Na avaliação de Maíra Zapater, doutora em Direitos Humanos e professora de Direito Penal, dificilmente a Justiça aceitará a versão do segurança, pois legítima defesa "sempre envolve a ideia de defender a integridade física sua ou de terceiro", e não de patrimônio. "Pela descrição do caso, é provável que a discussão seja se ele teve a intenção de matar ou se foi descuidado e imprudente ao fazer uma imobilização mal feita. Não dá para atribuir conduta menos grave do que essa." 

Mesmo se for comprovado que o rapaz pegou a arma e apresentava risco real ao segurança e aos clientes, especialistas afirmam que o assassinato poderia ter sido evitado. Segundo Chilelli, que também é dono de uma empresa que treina agentes de segurança, técnicas de defesa pessoal e de artes marciais levam em conta a análise das circunstâncias e a dosagem da força  - mesmo no caso do mata-leão.

No treinamento de artes marciais você aprende que a pessoa, quando 'apaga', solta a musculatura. Ela relaxa totalmente o corpo e há ausência de respiração. É fácil de perceber porque a pessoa rendida está sempre necessariamente ofegante

Ricardo Chilelli, consultor de segurança

"No MMA, por exemplo, a pessoa sinaliza que não está respirando e você afrouxa o golpe, você para imediatamente. E você vê no vídeo que ele foi avisado que o rapaz estava desacordado, sem respirar e com as mãos roxas.
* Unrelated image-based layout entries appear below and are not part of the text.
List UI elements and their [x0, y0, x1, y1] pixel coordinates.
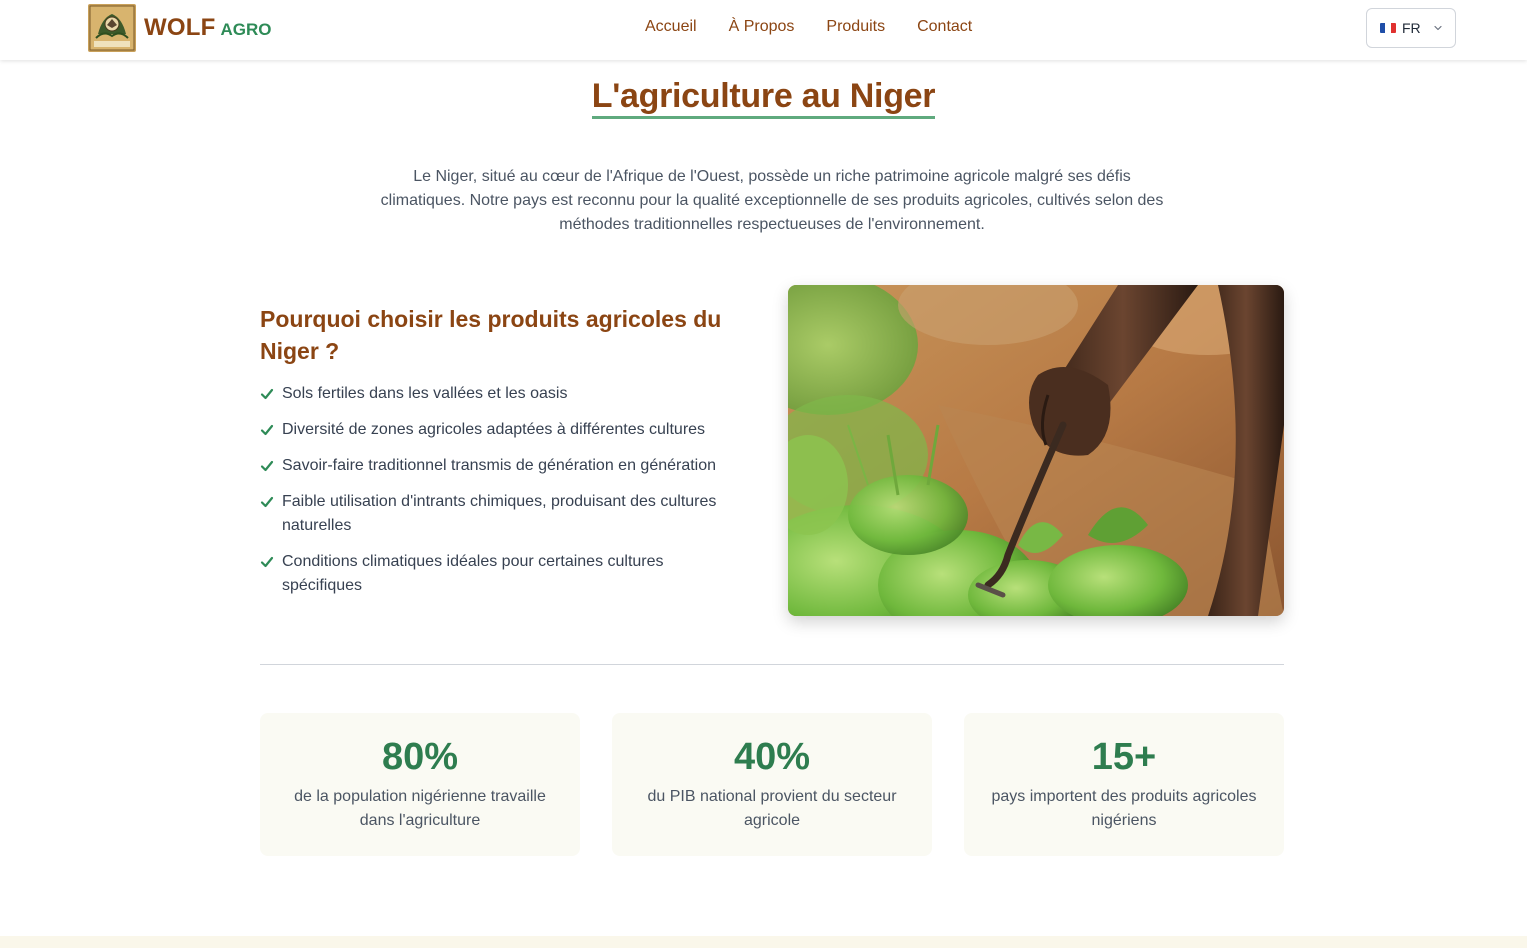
section-divider: [260, 664, 1284, 665]
list-item: Diversité de zones agricoles adaptées à …: [260, 418, 740, 442]
brand-name-agro: AGRO: [220, 20, 272, 39]
france-flag-icon: [1380, 23, 1396, 33]
brand-name: WOLF AGRO: [144, 14, 271, 42]
brand-name-wolf: WOLF: [144, 14, 216, 41]
stat-label: du PIB national provient du secteur agri…: [647, 788, 897, 829]
list-item: Sols fertiles dans les vallées et les oa…: [260, 382, 740, 406]
stat-card-export-countries: 15+ pays importent des produits agricole…: [964, 713, 1284, 856]
list-item-text: Faible utilisation d'intrants chimiques,…: [282, 493, 717, 534]
site-header: WOLF AGRO Accueil À Propos Produits Cont…: [0, 0, 1527, 60]
list-item: Faible utilisation d'intrants chimiques,…: [260, 490, 740, 538]
stat-card-gdp: 40% du PIB national provient du secteur …: [612, 713, 932, 856]
brand-logo-link[interactable]: WOLF AGRO: [88, 4, 271, 52]
footer-edge: [0, 936, 1527, 948]
stat-value: 15+: [1091, 736, 1157, 778]
list-item-text: Conditions climatiques idéales pour cert…: [282, 553, 664, 594]
nav-link-produits[interactable]: Produits: [826, 18, 885, 36]
check-icon: [260, 460, 274, 472]
farmer-crops-photo: [788, 285, 1284, 616]
wolf-agro-logo-icon: [88, 4, 136, 52]
list-item-text: Diversité de zones agricoles adaptées à …: [282, 421, 706, 438]
check-icon: [260, 556, 274, 568]
check-icon: [260, 496, 274, 508]
why-list: Sols fertiles dans les vallées et les oa…: [260, 382, 740, 610]
list-item: Savoir-faire traditionnel transmis de gé…: [260, 454, 740, 478]
chevron-down-icon: [1434, 25, 1442, 31]
list-item-text: Savoir-faire traditionnel transmis de gé…: [282, 457, 717, 474]
why-heading: Pourquoi choisir les produits agricoles …: [260, 306, 722, 364]
language-label: FR: [1402, 20, 1421, 36]
language-selector[interactable]: FR: [1366, 8, 1456, 48]
list-item-text: Sols fertiles dans les vallées et les oa…: [282, 385, 568, 402]
nav-link-a-propos[interactable]: À Propos: [729, 18, 795, 36]
check-icon: [260, 388, 274, 400]
nav-link-contact[interactable]: Contact: [917, 18, 972, 36]
stat-label: pays importent des produits agricoles ni…: [991, 788, 1257, 829]
farmer-crops-image: [788, 285, 1284, 616]
stat-value: 80%: [381, 736, 459, 778]
list-item: Conditions climatiques idéales pour cert…: [260, 550, 740, 598]
main-navigation: Accueil À Propos Produits Contact: [645, 18, 972, 36]
intro-paragraph: Le Niger, situé au cœur de l'Afrique de …: [380, 168, 1164, 233]
nav-link-accueil[interactable]: Accueil: [645, 18, 697, 36]
stat-value: 40%: [733, 736, 811, 778]
page-title-wrap: L'agriculture au Niger: [0, 76, 1527, 119]
check-icon: [260, 424, 274, 436]
stat-label: de la population nigérienne travaille da…: [294, 788, 546, 829]
stat-card-population: 80% de la population nigérienne travaill…: [260, 713, 580, 856]
page-title: L'agriculture au Niger: [591, 76, 936, 119]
Neste caso, ele assumiu o dolo de matar, assumiu o dolo do que estava fazendo", afirmou Chilelli.

Gonzaga foi enterrado na manhã de ontem no cemitério Jardim da Saudade, em Paciência, na zona oeste do Rio de Janeiro. O jovem deixa um filho de seis meses e sonhava em ser DJ ou cantor de rap ou funk.

Errata: este conteúdo foi atualizado
Diferentemente do que informou a matéria, Pedro Henrique de Oliveira Gonzaga tinha 19 anos. A informação foi corrigida.